When an offender has previously been convicted in court of committing crimes, these are called previous convictions. A person is convicted when they admit they committed a crime or are found guilty by a judge or a jury of committing the crime. Some convictions can be analogous. This means that they are the same or similar to the crime the person is being sentenced for at the time.
Privitative jurisdiction All civil proceedings of £5,000 in monetary value exclusive of interest and expenses must be brought in the Sheriff Court. The civil jurisdiction of the Sheriff Court is not restricted to such causes; its jurisdiction extends to causes of any value. Certain types of action are competent only in one or other of the Court of Session or Sheriff Court.
Probation A form of sentence in criminal proceedings requiring an offender to be supervised by a social worker for a specified period of between six months and three years.
Procedure roll In the Court of Session, where the legal issues in a civil action are to be considered before proof of the facts, the case is appointed to a debate on the Procedure Roll.
Process The court papers relating to a cause.
Procurators fiscal are based throughout Scotland. They are legally qualified civil servants who receive reports about crimes from the police and others and then decide what action to take in the public interest, including whether to prosecute someone. They also look into deaths that need further explanation and investigate allegations of criminal conduct against police officers.
Production An article produced and lodged as evidence in court.
Pro forma A document used as a form or style.
Pro indiviso In an undivided state, usually in relation to property held by several persons.
Pro loco et tempore Without place and time.
Pro non scripto As not written, that is something is treated as if it had not been written.
Proof In addition to its general meaning, this word has the formal sense of a hearing of a case by a judge at which evidence is led orally or by affidavit.
Proof before answer Where evidence is heard on the facts before questions of law are determined, there may be a "proof before answer".
Prorogate Continue or extend.
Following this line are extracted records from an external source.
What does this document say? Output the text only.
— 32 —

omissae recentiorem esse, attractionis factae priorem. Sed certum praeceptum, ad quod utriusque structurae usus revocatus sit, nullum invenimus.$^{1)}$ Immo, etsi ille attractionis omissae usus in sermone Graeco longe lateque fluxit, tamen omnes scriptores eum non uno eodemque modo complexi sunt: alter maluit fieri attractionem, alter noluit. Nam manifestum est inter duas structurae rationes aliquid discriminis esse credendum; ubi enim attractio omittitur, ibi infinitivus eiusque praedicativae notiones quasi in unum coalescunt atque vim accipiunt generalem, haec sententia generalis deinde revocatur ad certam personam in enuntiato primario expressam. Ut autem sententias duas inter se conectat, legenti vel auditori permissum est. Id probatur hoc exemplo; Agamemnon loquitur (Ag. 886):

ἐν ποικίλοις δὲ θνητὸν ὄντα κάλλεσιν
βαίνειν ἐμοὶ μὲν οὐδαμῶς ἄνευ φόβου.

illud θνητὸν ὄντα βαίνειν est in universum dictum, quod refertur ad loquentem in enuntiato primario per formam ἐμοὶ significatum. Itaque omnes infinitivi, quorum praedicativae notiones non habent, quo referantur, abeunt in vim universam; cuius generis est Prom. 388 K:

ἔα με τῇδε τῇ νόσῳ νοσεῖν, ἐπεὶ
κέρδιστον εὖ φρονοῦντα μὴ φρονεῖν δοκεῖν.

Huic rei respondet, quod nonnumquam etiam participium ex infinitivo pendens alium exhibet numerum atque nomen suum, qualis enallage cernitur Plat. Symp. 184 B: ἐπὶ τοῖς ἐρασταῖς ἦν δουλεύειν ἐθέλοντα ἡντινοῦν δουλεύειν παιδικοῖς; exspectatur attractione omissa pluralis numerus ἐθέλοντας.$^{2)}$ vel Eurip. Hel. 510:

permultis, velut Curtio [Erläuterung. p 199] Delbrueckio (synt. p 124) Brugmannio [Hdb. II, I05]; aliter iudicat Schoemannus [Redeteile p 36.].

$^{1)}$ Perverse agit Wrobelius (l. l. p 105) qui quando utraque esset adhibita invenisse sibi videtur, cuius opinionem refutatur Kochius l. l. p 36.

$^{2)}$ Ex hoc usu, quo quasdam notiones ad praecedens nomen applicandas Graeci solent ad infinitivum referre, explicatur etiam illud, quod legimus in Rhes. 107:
Where further time is allowed to do something required by the court before the time limit has expired, the time limit is prorogated.
The prosecutor is a lawyer who puts the case against the accused. In Scotland, the public prosecutor is called a procurator fiscal and is a member of the Crown Office and Procurator Fiscal Service.
Protective measure An order preserving money or property in civil proceedings before the case is concluded.
This is a process of getting input and feedback from legal professionals, experts, interested parties and members of the public on a proposed piece of work.
Public guardian The official responsible for supervising powers and orders in relation to adults with incapacity under the Adults with Incapacity (Scotland) Act 2000.
If a person is given a life sentence or an order for lifelong restriction (OLR), the court must set a punishment part of the sentence. This is the minimum time the person will spend in prison before they can be considered for release into the community by the Parole Board for Scotland.
Pursuer The person suing in a civil action seeking an order against a defender.